In a press release, prosecutors say Azari owned an Israeli intelligence company from November 2014 to September 2019 and made $4.8 million after clients hired him to manage “projects” that were in reality hacking campaigns targeting climate change activists, individuals and financial companies.
Some hacked documents were leaked to journalists, resulting in articles related to investigations by attorneys general in New York and Massachusetts into what Exxon Mobile Corp. knew about climate change and possible misstatements the company made about what it knew about the threat, prosecutors said.
Prosecutors said the theft of victims’ identities and personal information led some of them to describe a “psychological attack” that left them with “anxiety, paranoia, depression, insomnia and anxiety” and a sense that their personal safety was at risk.
Wasserman said he was “shocked and appalled” by the invasion of his personal and professional life.

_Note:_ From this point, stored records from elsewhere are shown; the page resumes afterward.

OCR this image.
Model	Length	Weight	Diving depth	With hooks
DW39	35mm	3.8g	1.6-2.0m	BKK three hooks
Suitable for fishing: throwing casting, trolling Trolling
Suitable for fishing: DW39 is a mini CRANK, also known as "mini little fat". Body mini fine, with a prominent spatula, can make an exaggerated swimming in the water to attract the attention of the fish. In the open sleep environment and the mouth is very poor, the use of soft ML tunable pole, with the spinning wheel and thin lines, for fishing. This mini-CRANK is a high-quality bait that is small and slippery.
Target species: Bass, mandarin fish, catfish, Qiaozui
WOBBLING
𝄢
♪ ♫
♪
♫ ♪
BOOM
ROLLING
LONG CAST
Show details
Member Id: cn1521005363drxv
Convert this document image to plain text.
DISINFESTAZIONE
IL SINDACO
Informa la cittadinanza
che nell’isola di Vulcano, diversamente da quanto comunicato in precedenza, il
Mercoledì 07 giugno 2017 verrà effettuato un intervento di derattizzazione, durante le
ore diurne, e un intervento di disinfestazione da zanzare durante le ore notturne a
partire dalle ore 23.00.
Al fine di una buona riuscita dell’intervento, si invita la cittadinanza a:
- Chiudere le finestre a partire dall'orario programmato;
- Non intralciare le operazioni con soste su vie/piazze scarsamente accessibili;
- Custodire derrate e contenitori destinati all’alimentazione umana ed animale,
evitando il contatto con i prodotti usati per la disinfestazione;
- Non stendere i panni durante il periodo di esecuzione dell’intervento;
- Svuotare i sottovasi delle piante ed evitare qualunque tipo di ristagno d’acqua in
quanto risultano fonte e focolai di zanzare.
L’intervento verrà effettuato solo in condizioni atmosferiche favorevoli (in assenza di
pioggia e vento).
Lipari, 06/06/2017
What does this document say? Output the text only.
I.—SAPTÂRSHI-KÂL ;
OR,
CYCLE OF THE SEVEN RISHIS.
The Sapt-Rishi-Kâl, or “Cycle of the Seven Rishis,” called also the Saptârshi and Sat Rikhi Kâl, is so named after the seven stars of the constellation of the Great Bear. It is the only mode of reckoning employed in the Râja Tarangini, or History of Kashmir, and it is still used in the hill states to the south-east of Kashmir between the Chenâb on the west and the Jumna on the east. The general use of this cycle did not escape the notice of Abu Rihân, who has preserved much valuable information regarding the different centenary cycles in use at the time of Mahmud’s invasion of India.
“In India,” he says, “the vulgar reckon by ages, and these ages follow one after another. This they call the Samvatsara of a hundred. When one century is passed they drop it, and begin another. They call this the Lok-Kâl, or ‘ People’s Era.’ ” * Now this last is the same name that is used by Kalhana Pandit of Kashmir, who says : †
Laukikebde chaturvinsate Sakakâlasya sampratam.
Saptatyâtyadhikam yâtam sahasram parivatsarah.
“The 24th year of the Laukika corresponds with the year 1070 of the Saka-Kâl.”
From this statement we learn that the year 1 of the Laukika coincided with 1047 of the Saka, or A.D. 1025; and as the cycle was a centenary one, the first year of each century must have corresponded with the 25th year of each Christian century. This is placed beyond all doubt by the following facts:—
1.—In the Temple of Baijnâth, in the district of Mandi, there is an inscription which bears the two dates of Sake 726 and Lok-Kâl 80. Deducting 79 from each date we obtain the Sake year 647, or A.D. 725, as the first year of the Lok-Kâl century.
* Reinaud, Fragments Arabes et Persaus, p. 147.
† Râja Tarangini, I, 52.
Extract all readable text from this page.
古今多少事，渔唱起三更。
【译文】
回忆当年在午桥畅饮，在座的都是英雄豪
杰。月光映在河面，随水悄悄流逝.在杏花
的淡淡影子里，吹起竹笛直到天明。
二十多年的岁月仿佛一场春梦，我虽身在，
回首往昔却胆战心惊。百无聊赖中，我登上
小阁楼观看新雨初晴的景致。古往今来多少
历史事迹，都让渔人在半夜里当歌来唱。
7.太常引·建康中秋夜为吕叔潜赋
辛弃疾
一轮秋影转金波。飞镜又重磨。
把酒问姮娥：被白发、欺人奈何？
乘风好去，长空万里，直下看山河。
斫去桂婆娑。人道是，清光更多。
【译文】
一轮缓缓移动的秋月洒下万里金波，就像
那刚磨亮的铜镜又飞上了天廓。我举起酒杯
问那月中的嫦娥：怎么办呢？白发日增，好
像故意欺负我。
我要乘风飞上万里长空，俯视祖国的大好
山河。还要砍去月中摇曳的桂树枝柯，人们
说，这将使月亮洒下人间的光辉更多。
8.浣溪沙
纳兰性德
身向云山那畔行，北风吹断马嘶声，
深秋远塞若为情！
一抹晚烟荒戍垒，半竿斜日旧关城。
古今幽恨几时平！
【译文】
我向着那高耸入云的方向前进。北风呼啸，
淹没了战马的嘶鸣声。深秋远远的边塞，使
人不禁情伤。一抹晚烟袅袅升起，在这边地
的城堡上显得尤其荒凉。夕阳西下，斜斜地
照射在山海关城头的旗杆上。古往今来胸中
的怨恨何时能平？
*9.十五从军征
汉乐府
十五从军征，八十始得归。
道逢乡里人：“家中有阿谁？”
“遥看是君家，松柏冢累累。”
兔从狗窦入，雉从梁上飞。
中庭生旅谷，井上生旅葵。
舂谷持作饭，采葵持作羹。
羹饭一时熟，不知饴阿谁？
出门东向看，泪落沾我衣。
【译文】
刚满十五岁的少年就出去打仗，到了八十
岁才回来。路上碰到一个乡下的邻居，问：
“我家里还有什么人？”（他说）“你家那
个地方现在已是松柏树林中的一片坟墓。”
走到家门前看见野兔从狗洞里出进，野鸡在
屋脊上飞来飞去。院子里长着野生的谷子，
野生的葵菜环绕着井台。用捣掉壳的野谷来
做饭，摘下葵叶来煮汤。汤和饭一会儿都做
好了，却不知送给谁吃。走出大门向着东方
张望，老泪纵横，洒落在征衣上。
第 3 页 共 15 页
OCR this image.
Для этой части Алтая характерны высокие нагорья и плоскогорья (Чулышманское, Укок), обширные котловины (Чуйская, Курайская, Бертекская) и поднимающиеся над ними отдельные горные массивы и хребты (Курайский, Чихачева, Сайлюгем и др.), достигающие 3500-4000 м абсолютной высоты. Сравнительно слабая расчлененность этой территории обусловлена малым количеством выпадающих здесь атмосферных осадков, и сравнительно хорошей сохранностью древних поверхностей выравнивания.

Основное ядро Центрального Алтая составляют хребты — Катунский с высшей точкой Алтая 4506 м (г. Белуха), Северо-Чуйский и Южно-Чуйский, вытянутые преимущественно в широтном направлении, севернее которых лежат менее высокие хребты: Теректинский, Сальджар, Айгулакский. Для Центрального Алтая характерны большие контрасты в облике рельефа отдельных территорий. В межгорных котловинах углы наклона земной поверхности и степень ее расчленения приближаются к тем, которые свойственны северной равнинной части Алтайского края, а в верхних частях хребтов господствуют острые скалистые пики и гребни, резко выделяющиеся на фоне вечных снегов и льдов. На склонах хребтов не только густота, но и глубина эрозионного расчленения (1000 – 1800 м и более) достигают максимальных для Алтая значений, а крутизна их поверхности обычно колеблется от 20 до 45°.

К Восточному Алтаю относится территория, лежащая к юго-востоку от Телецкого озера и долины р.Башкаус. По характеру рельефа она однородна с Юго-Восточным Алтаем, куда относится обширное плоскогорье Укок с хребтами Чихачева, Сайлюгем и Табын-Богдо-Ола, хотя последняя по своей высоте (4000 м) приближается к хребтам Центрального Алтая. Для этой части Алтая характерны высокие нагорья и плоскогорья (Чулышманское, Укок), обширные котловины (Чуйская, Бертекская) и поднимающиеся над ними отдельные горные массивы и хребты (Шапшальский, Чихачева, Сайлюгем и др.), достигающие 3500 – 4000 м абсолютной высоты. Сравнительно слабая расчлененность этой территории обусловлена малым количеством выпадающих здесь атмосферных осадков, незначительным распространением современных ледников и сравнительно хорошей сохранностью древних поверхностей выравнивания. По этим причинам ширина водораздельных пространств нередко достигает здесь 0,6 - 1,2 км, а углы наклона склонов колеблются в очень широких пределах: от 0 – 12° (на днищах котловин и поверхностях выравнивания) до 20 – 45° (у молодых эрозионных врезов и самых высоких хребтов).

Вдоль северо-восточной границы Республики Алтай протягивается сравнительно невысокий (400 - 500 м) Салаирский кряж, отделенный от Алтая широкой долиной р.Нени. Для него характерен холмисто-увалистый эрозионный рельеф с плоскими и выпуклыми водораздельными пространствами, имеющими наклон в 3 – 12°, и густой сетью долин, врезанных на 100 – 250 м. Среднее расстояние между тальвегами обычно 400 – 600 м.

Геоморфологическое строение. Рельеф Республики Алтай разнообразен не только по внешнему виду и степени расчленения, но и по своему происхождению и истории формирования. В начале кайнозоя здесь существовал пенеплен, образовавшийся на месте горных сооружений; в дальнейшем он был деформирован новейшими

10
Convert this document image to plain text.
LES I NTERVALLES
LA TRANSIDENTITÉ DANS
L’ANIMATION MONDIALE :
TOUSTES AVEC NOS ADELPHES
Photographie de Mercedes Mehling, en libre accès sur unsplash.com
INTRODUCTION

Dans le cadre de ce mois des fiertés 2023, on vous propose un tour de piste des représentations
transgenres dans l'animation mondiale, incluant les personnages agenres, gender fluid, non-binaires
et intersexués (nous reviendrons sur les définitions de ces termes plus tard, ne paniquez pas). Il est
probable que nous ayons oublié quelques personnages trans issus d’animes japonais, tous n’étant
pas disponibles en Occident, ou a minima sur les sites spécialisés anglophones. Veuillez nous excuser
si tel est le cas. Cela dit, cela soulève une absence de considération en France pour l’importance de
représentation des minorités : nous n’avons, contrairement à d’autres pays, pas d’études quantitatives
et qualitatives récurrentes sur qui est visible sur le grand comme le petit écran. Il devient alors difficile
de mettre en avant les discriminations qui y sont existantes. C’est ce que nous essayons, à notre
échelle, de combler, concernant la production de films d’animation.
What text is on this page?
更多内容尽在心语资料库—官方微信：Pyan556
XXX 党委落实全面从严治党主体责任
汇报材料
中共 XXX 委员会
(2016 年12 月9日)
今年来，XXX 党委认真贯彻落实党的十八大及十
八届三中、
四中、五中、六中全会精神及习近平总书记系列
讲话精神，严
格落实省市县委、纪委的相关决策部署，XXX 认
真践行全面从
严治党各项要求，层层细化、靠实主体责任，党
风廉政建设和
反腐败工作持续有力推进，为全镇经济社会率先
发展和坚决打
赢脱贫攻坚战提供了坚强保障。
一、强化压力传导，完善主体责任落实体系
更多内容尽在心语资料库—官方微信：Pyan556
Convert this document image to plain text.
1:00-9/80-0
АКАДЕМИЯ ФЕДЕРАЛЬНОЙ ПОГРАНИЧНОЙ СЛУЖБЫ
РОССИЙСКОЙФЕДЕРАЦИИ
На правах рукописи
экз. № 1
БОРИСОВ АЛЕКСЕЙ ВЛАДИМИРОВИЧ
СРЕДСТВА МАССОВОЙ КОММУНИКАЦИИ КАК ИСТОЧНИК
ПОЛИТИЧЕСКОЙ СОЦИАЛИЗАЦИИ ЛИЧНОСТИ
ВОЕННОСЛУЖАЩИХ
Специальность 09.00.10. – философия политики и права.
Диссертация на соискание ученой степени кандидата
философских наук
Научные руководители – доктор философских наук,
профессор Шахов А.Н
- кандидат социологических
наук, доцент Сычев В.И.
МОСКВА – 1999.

“I found myself whispering in my own home,” he said.
“It was nerve-wracking,” said Frumhoff, who also teaches at Harvard University.
He said the online invasion had a “completely damaging, chilling effect on our work”.
Azari was sentenced after pleading guilty to conspiracy to commit computer hacking, wire fraud and aggravated identity theft. He has been in custody since his arrest in September 2019 while traveling to the US from abroad.
Assistant U.S. Attorney Juliana Murray told the judge that Azari’s victims, including those who worked for public interest groups and climate change advocates, were “carefully chosen” to interrupt their work.
When he spoke, Azari apologized to his victims, said he accepted full responsibility for his crimes and vowed “never to repeat it again.”
Frumhoff said he hoped the investigation would continue so prosecutors can reveal who paid Azari “to carry out these attacks.”
After he was sentenced, Azari was given another chance to speak and said he listened as the victims spoke during the proceedings.
He predicted that “a day will come” when he would be able to speak more about his crimes. Until then, he added, he asked for forgiveness from his victims.
“You don’t know everything,” he said.